The Bush budget for 2004 limits total “discretionary spending” – money the president and Congress must decide to spend each year – to $782 billion. Of that total, $399.1 billion – 51 percent – goes to the military.
The New York Times said the military budget – up $16.9 billion over 2003 – “is bloated with money for old-style weaponry needed only by defense contractors and military empire builders.”
The Times editorial said the deficit, that shifts taxes from today’s citizens to those of the future, is typical of the administration’s “party-now-pay-later” attitude toward government finances.
Marian Wright Edelman, president of the Children’s Defense Fund, was equally outraged. “The Bush administration is waging a budget war against the poor,” she said, charging that Bush “chooses to give an average of $89,000 in tax cuts to each millionaire this year while dismantling Head Start and Medicaid.”
Barbara B. Kennelly, president of the National Committee to Preserve Social Security and Medicare, was sharply critical of the sleight of hand Bush used in dealing with a prescription drugs program for seniors under which they would have to withdraw from Medicare and enroll in an HMO to be eligible for drugs.
“Choice is not worth much if none of the options are good,” she said, expressing concern that traditional fee-for-service Medicare could be phased out and future beneficiaries required to choose among private plans only. “The president wants it all – the tax plan, the war and the privatization of Medicare. Seniors just want to see progress on a prescription drug plan.”
Congressional criticism came from both sides of the aisle. Rep. Charles B. Rangel of New York, the ranking Democrat on the Ways and Means Committee, called the budget “pure P.R. with color pictures of little children and brave soldiers designed to distract the American public from the truth.”
Among the most closely watched members of Congress on budgetary issues are a group of moderate Senate Republicans who may determine the future of the tax proposals, and one of them – Senator Olympia J. Snowe of Maine – made it clear that she was uncomfortable by the large number of minuses in the budget books. Other moderate Senate Republicans include Susan Collins of Maine, Arlen Specter of Pennsylvania and John Chaffee of Rhode Island. They, together with 49 Democrats, may be able to create a firewall against the worst features of the budget.
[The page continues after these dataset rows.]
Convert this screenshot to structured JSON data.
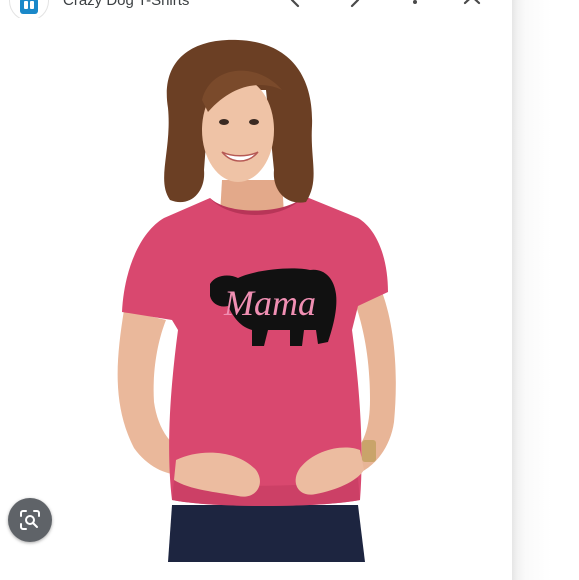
{
  "header": {
    "source_title": "Crazy Dog T-Shirts",
    "logo_icon": "crazy-dog-logo-icon",
    "prev_icon": "chevron-left-icon",
    "next_icon": "chevron-right-icon",
    "more_icon": "more-vert-icon",
    "close_icon": "close-icon"
  },
  "product_image": {
    "shirt_text": "Mama",
    "shirt_color": "#d9486f",
    "print_color": "#111111",
    "lettering_color": "#f08fb3"
  },
  "overlay": {
    "lens_icon": "visual-search-icon"
  }
}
Stephanie Robinson, a spokeswoman for the Center for Community Change, said, “Bush’s plans for economic growth provide no relief for working families, hurt the states already facing serious budget crises, and put vulnerable children and families at greater risk. Not only does the president’s proposed tax cut ignore an entire segment of the population, it starves much needed social programs.”
Ron Pollack, executive director of Families USA, said the budget “falls far short of the commitment needed to fulfill his promise of ‘quality, affordable health care for all.’ Its proposals will force seniors to lose their doctors and cause many of the most vulnerable people to join the ranks of the uninsured.”
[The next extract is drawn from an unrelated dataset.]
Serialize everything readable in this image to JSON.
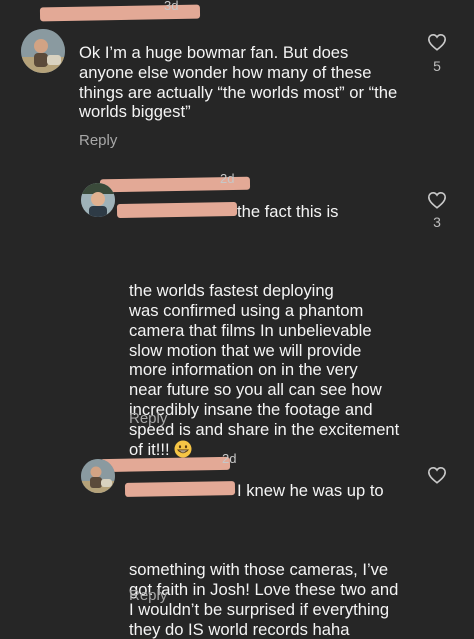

The Bush budget is filled with “now you see it, now you don’t” accounting practices where increase in one program are offset by cuts elsewhere: A $200 million increase to boost low-income home ownership is paid for by eliminating $574 million program to refurbish aging public-housing units. The cost of the much-ballyhooed program for helping deal with the African AIDS pandemic will be offset by cutting funds for development aid for poor countries.
The budget takes a shot at poor and low-income families with new eligibility requirements that make it more difficult to obtain a range of government benefits from programs ranging from tax credits to school lunches. It also slashes several programs aimed at easing health-care shortages in under-served communities. One, costing $300 million annually to fund training and scholarships for would-be doctors, takes an $81 million hit while a program that helps some hospitals pay for large, one-time, purchases will be eliminated.